Although each of this principles will be applied with some variance because of the congregational context and the spiritual nature of church board work, nonetheless I would suggest that competent church board chairs and effective church boards will give attention to each of these responsibilities in the annual course of their operations. Principle # 8, for example, does need to function within a church board, but in a respectful and productive manner. Ideas and proposals do require vigorous debate and evaluation, regardless of who might be suggesting them. And so there is an element of challenge, however politely and spiritually it might find expression. When ideas receive no challenge, it is probable that the board is not doing its due diligence.

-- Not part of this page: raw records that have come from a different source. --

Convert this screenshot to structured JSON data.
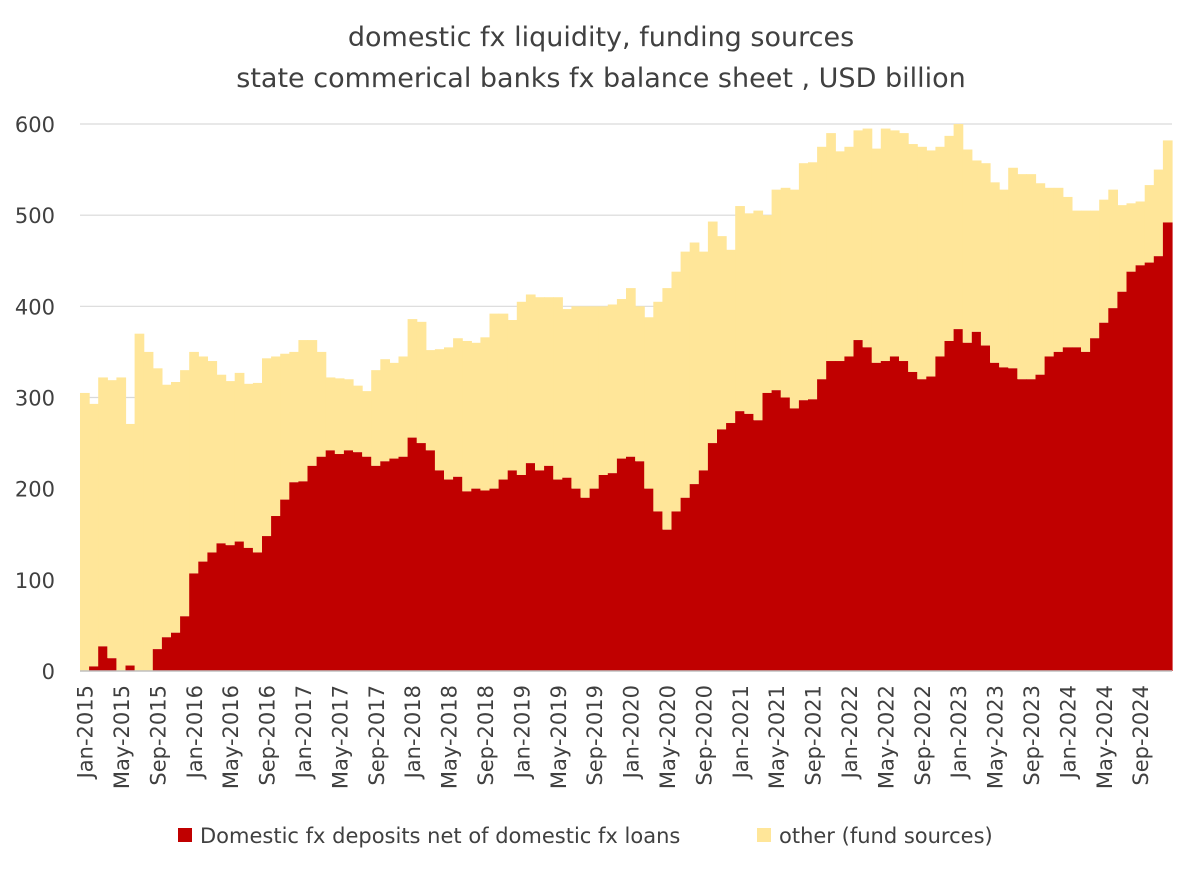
{
  "chart_data": {
    "type": "area",
    "stacked": true,
    "title": "domestic fx liquidity, funding sources",
    "subtitle": "state commerical banks fx balance sheet , USD billion",
    "xlabel": "",
    "ylabel": "",
    "ylim": [
      0,
      600
    ],
    "yticks": [
      0,
      100,
      200,
      300,
      400,
      500,
      600
    ],
    "grid": true,
    "legend_position": "bottom",
    "x_tick_labels": [
      "Jan-2015",
      "May-2015",
      "Sep-2015",
      "Jan-2016",
      "May-2016",
      "Sep-2016",
      "Jan-2017",
      "May-2017",
      "Sep-2017",
      "Jan-2018",
      "May-2018",
      "Sep-2018",
      "Jan-2019",
      "May-2019",
      "Sep-2019",
      "Jan-2020",
      "May-2020",
      "Sep-2020",
      "Jan-2021",
      "May-2021",
      "Sep-2021",
      "Jan-2022",
      "May-2022",
      "Sep-2022",
      "Jan-2023",
      "May-2023",
      "Sep-2023",
      "Jan-2024",
      "May-2024",
      "Sep-2024"
    ],
    "series": [
      {
        "name": "Domestic fx deposits net of domestic fx loans",
        "color": "#C00000",
        "values": [
          0,
          5,
          27,
          14,
          0,
          6,
          0,
          0,
          24,
          37,
          42,
          60,
          107,
          120,
          130,
          140,
          138,
          142,
          135,
          130,
          148,
          170,
          188,
          207,
          208,
          225,
          235,
          242,
          238,
          242,
          240,
          235,
          225,
          230,
          233,
          235,
          256,
          250,
          242,
          220,
          210,
          213,
          197,
          200,
          198,
          200,
          210,
          220,
          215,
          228,
          220,
          225,
          210,
          212,
          200,
          190,
          200,
          215,
          217,
          233,
          235,
          230,
          200,
          175,
          155,
          175,
          190,
          205,
          220,
          250,
          265,
          272,
          285,
          282,
          275,
          305,
          308,
          300,
          288,
          297,
          298,
          320,
          340,
          340,
          345,
          363,
          355,
          338,
          340,
          345,
          340,
          328,
          320,
          323,
          345,
          362,
          375,
          360,
          372,
          357,
          338,
          333,
          332,
          320,
          320,
          325,
          345,
          350,
          355,
          355,
          350,
          365,
          382,
          398,
          416,
          438,
          445,
          448,
          455,
          492
        ]
      },
      {
        "name": "other (fund sources)",
        "color": "#FFE699",
        "values": [
          305,
          288,
          295,
          305,
          322,
          265,
          370,
          350,
          308,
          277,
          275,
          270,
          243,
          225,
          210,
          185,
          180,
          185,
          180,
          186,
          195,
          175,
          160,
          143,
          155,
          138,
          115,
          80,
          83,
          78,
          73,
          72,
          105,
          112,
          105,
          110,
          130,
          133,
          110,
          133,
          145,
          152,
          165,
          160,
          168,
          192,
          182,
          165,
          190,
          185,
          190,
          185,
          200,
          185,
          200,
          210,
          200,
          185,
          185,
          175,
          185,
          170,
          188,
          230,
          265,
          263,
          270,
          265,
          240,
          243,
          212,
          190,
          225,
          220,
          230,
          195,
          220,
          230,
          240,
          260,
          260,
          255,
          250,
          230,
          230,
          230,
          240,
          235,
          255,
          248,
          250,
          250,
          255,
          248,
          230,
          225,
          225,
          212,
          188,
          200,
          198,
          195,
          220,
          225,
          225,
          210,
          185,
          180,
          165,
          150,
          155,
          140,
          135,
          130,
          95,
          75,
          70,
          85,
          95,
          90
        ]
      }
    ]
  }
}
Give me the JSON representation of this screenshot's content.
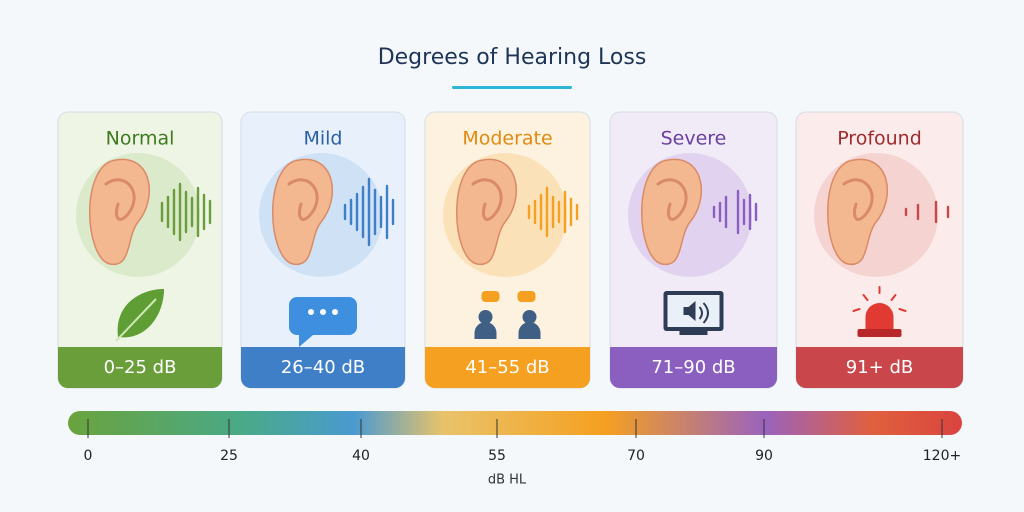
{
  "title": "Degrees of Hearing Loss",
  "cards": [
    {
      "label": "Normal",
      "range": "0–25 dB"
    },
    {
      "label": "Mild",
      "range": "26–40 dB"
    },
    {
      "label": "Moderate",
      "range": "41–55 dB"
    },
    {
      "label": "Severe",
      "range": "71–90 dB"
    },
    {
      "label": "Profound",
      "range": "91+ dB"
    }
  ],
  "scale": {
    "ticks": [
      "0",
      "25",
      "40",
      "55",
      "70",
      "90",
      "120+"
    ],
    "axis_label": "dB HL"
  }
}
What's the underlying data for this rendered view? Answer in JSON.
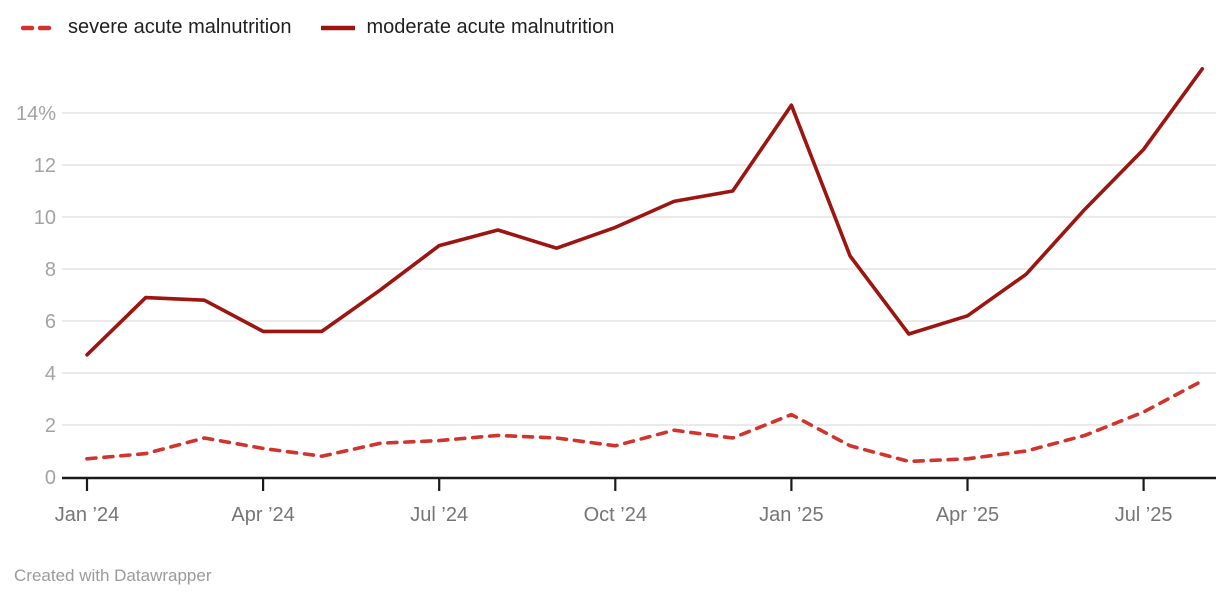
{
  "legend": {
    "items": [
      {
        "label": "severe acute malnutrition",
        "color": "#d0342c",
        "style": "dashed"
      },
      {
        "label": "moderate acute malnutrition",
        "color": "#9c1510",
        "style": "solid"
      }
    ]
  },
  "footer": {
    "text": "Created with Datawrapper"
  },
  "colors": {
    "background": "#ffffff",
    "grid": "#e4e4e4",
    "axis": "#1a1a1a",
    "y_label": "#a3a3a3",
    "x_label": "#757575",
    "legend_text": "#1f1f1f",
    "footer_text": "#9b9b9b",
    "severe_line": "#d0342c",
    "moderate_line": "#9c1510"
  },
  "chart_data": {
    "type": "line",
    "title": "",
    "unit": "%",
    "x": [
      "Jan ’24",
      "Feb ’24",
      "Mar ’24",
      "Apr ’24",
      "May ’24",
      "Jun ’24",
      "Jul ’24",
      "Aug ’24",
      "Sep ’24",
      "Oct ’24",
      "Nov ’24",
      "Dec ’24",
      "Jan ’25",
      "Feb ’25",
      "Mar ’25",
      "Apr ’25",
      "May ’25",
      "Jun ’25",
      "Jul ’25",
      "Aug ’25"
    ],
    "series": [
      {
        "name": "severe acute malnutrition",
        "style": "dashed",
        "color": "#d0342c",
        "values": [
          0.7,
          0.9,
          1.5,
          1.1,
          0.8,
          1.3,
          1.4,
          1.6,
          1.5,
          1.2,
          1.8,
          1.5,
          2.4,
          1.2,
          0.6,
          0.7,
          1.0,
          1.6,
          2.5,
          3.7
        ]
      },
      {
        "name": "moderate acute malnutrition",
        "style": "solid",
        "color": "#9c1510",
        "values": [
          4.7,
          6.9,
          6.8,
          5.6,
          5.6,
          7.2,
          8.9,
          9.5,
          8.8,
          9.6,
          10.6,
          11.0,
          14.3,
          8.5,
          5.5,
          6.2,
          7.8,
          10.3,
          12.6,
          15.7
        ]
      }
    ],
    "x_tick_labels": [
      "Jan ’24",
      "Apr ’24",
      "Jul ’24",
      "Oct ’24",
      "Jan ’25",
      "Apr ’25",
      "Jul ’25"
    ],
    "x_tick_indices": [
      0,
      3,
      6,
      9,
      12,
      15,
      18
    ],
    "y_ticks": [
      0,
      2,
      4,
      6,
      8,
      10,
      12,
      14
    ],
    "y_tick_labels": [
      "0",
      "2",
      "4",
      "6",
      "8",
      "10",
      "12",
      "14%"
    ],
    "ylim": [
      0,
      16
    ],
    "grid": "horizontal",
    "legend_position": "top-left"
  }
}
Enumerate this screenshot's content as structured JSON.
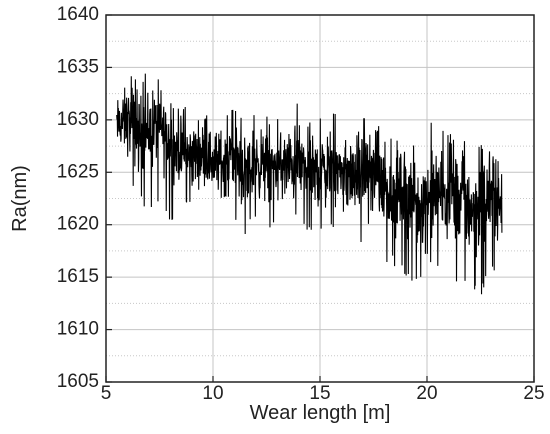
{
  "chart_data": {
    "type": "line",
    "title": "",
    "xlabel": "Wear length [m]",
    "ylabel": "Ra(nm)",
    "xlim": [
      5,
      25
    ],
    "ylim": [
      1605,
      1640
    ],
    "x_ticks": [
      "5",
      "10",
      "15",
      "20",
      "25"
    ],
    "y_ticks": [
      "1605",
      "1610",
      "1615",
      "1620",
      "1625",
      "1630",
      "1635",
      "1640"
    ],
    "grid": true,
    "legend": "none",
    "series_color": "#000000",
    "series": [
      {
        "x": [
          5.5,
          6.0,
          6.5,
          7.0,
          7.5,
          8.0,
          8.5,
          9.0,
          9.5,
          10.0,
          10.5,
          11.0,
          11.5,
          12.0,
          12.5,
          13.0,
          13.5,
          14.0,
          14.5,
          15.0,
          15.5,
          16.0,
          16.5,
          17.0,
          17.5,
          18.0,
          18.5,
          19.0,
          19.5,
          20.0,
          20.5,
          21.0,
          21.5,
          22.0,
          22.5,
          23.0,
          23.5
        ],
        "y": [
          1629.5,
          1630.0,
          1628.5,
          1629.0,
          1629.5,
          1627.5,
          1627.0,
          1626.5,
          1627.0,
          1626.0,
          1626.0,
          1626.5,
          1625.0,
          1626.0,
          1625.5,
          1625.5,
          1625.5,
          1626.0,
          1625.0,
          1625.0,
          1625.5,
          1625.0,
          1624.5,
          1625.5,
          1624.5,
          1623.5,
          1623.0,
          1623.5,
          1622.0,
          1622.5,
          1623.0,
          1622.5,
          1622.5,
          1621.5,
          1622.0,
          1622.5,
          1622.0
        ],
        "band_low": [
          1626,
          1624,
          1622,
          1621,
          1622,
          1620,
          1622,
          1621,
          1622,
          1621,
          1620,
          1620,
          1619,
          1620,
          1620,
          1619,
          1620,
          1620,
          1619,
          1619,
          1619,
          1618,
          1618,
          1618,
          1617,
          1616,
          1616,
          1615,
          1614,
          1615,
          1616,
          1615,
          1614,
          1613,
          1613,
          1615,
          1617
        ],
        "band_high": [
          1634,
          1635,
          1634,
          1635,
          1635,
          1632,
          1632,
          1632,
          1631,
          1631,
          1631,
          1632,
          1631,
          1631,
          1631,
          1630,
          1632,
          1632,
          1630,
          1631,
          1631,
          1630,
          1629,
          1631,
          1630,
          1629,
          1628,
          1629,
          1628,
          1630,
          1630,
          1629,
          1628,
          1628,
          1628,
          1627,
          1626
        ]
      }
    ]
  }
}
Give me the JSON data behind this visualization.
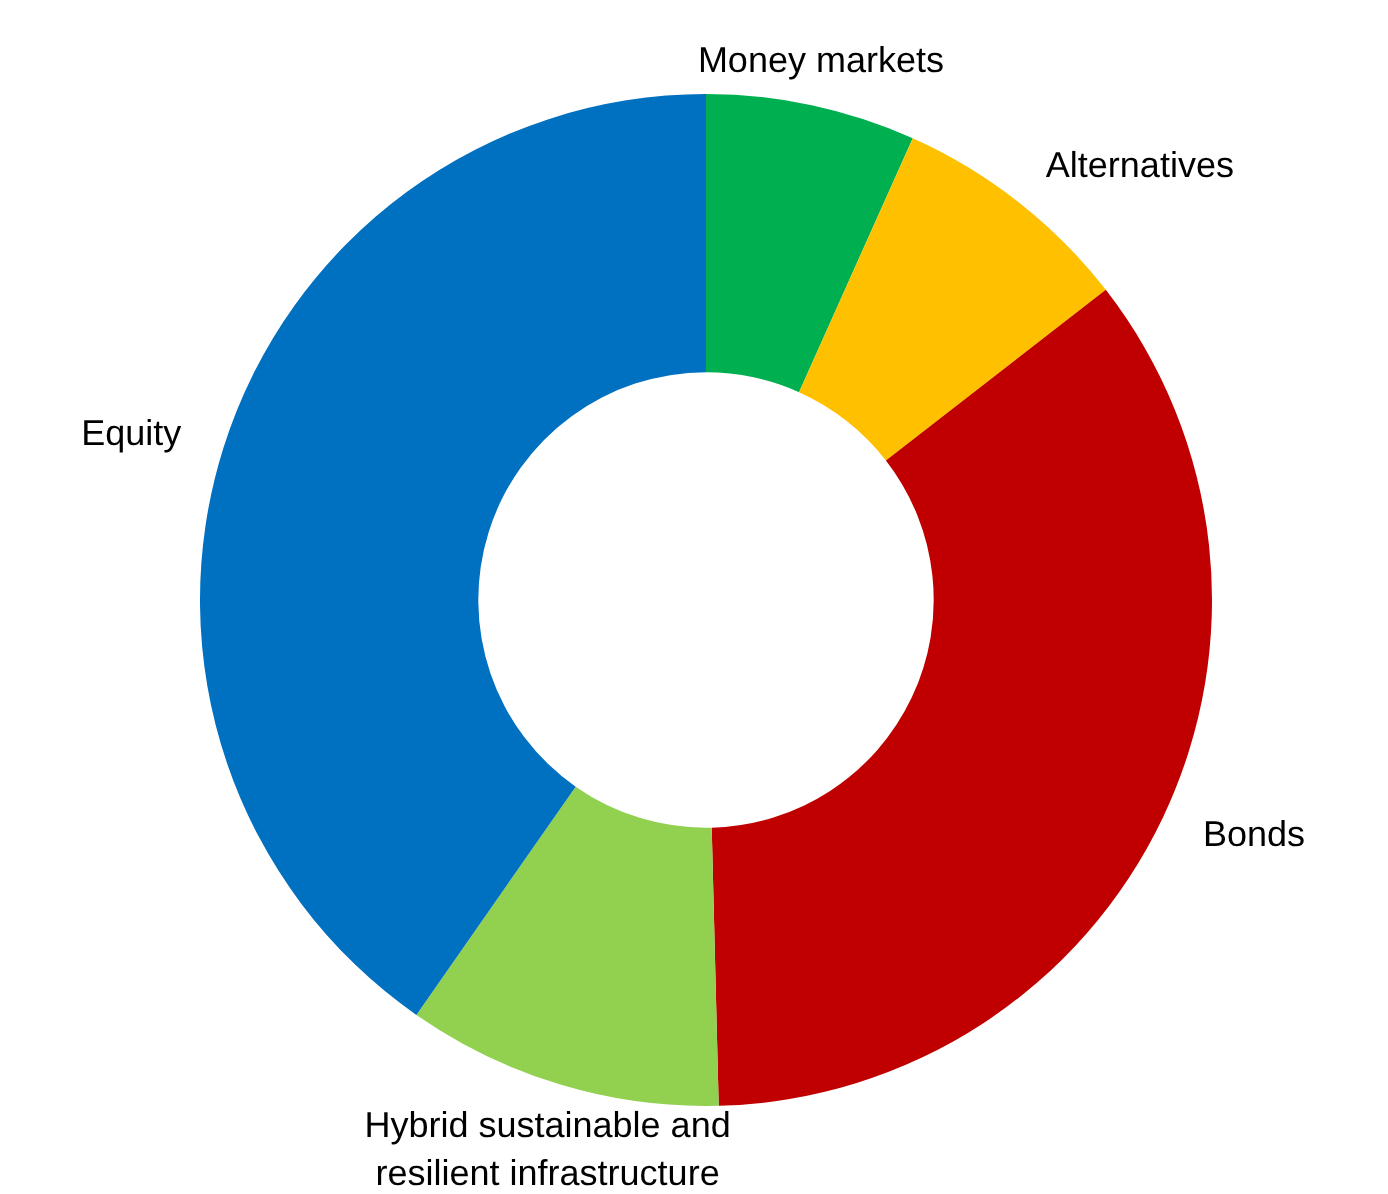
{
  "chart_data": {
    "type": "donut",
    "categories": [
      "Money markets",
      "Alternatives",
      "Bonds",
      "Hybrid sustainable and resilient infrastructure",
      "Equity"
    ],
    "values": [
      6.7,
      7.8,
      35.1,
      10.1,
      40.3
    ],
    "colors": [
      "#00b050",
      "#ffc000",
      "#c00000",
      "#92d050",
      "#0070c0"
    ],
    "legend": false
  }
}
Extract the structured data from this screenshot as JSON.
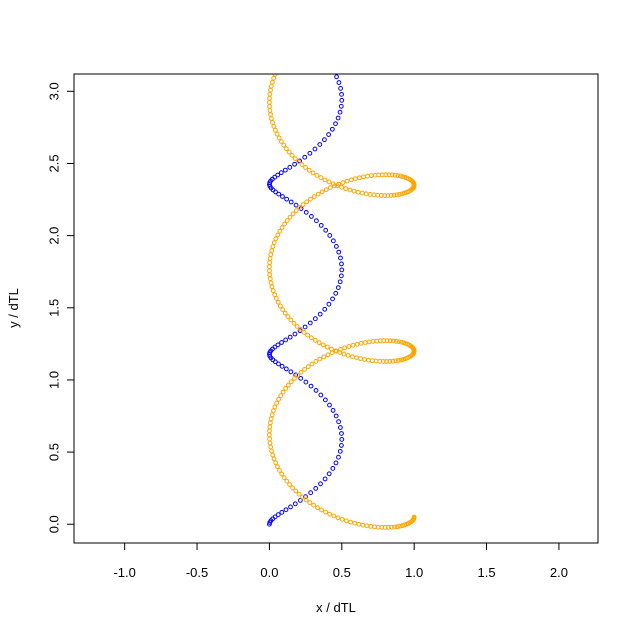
{
  "chart_data": {
    "type": "scatter",
    "title": "",
    "xlabel": "x / dTL",
    "ylabel": "y / dTL",
    "xlim": [
      -1.35,
      2.27
    ],
    "ylim": [
      -0.13,
      3.12
    ],
    "xticks": [
      -1.0,
      -0.5,
      0.0,
      0.5,
      1.0,
      1.5,
      2.0
    ],
    "xtick_labels": [
      "-1.0",
      "-0.5",
      "0.0",
      "0.5",
      "1.0",
      "1.5",
      "2.0"
    ],
    "yticks": [
      0.0,
      0.5,
      1.0,
      1.5,
      2.0,
      2.5,
      3.0
    ],
    "ytick_labels": [
      "0.0",
      "0.5",
      "1.0",
      "1.5",
      "2.0",
      "2.5",
      "3.0"
    ],
    "grid": false,
    "legend": "none",
    "marker": "open-circle",
    "series": [
      {
        "color": "#0000ff",
        "curve": "cycloid-cusps",
        "x_range": [
          0.0,
          0.5
        ],
        "cusp_y": [
          0.0,
          1.178,
          2.356
        ],
        "point_count": 120
      },
      {
        "color": "#ffa500",
        "curve": "looped-trochoid",
        "x_range": [
          0.0,
          1.0
        ],
        "start": [
          1.0,
          0.05
        ],
        "loop_centers_y": [
          0.6,
          1.75,
          2.9
        ],
        "point_count": 310
      }
    ]
  }
}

I think principle # 5 has particular significance for church boards — taking the long term view. In a very real sense a church board governs not only on behalf of the current congregation, but on behalf of the congregation that will be present in five or ten years. Consider, for example, the issue of facilities. Church boards have to make decisions about such matters not only for the usage of the immediate congregation, but as much as possible, for the usage of the congregation that will be present in five years.

Perhaps the foundational principle and correctly placed as #1 is the board’s own attentiveness to its specific organization, operation, and leadership role. If a church board does not have this figured out, then it will be very difficult for it to provide the strategic ministry leadership that the congregation requires and deserves.

As a church board chair you might use two or three of these principles as the focus of your opening remarks in one of the board meetings, encouraging the board members to reflect on the appropriateness of the principles in their setting. You might ask them to evaluate to what extent they think their collective board experience  reflects these principles and if not, what might be done to “improve their serve.”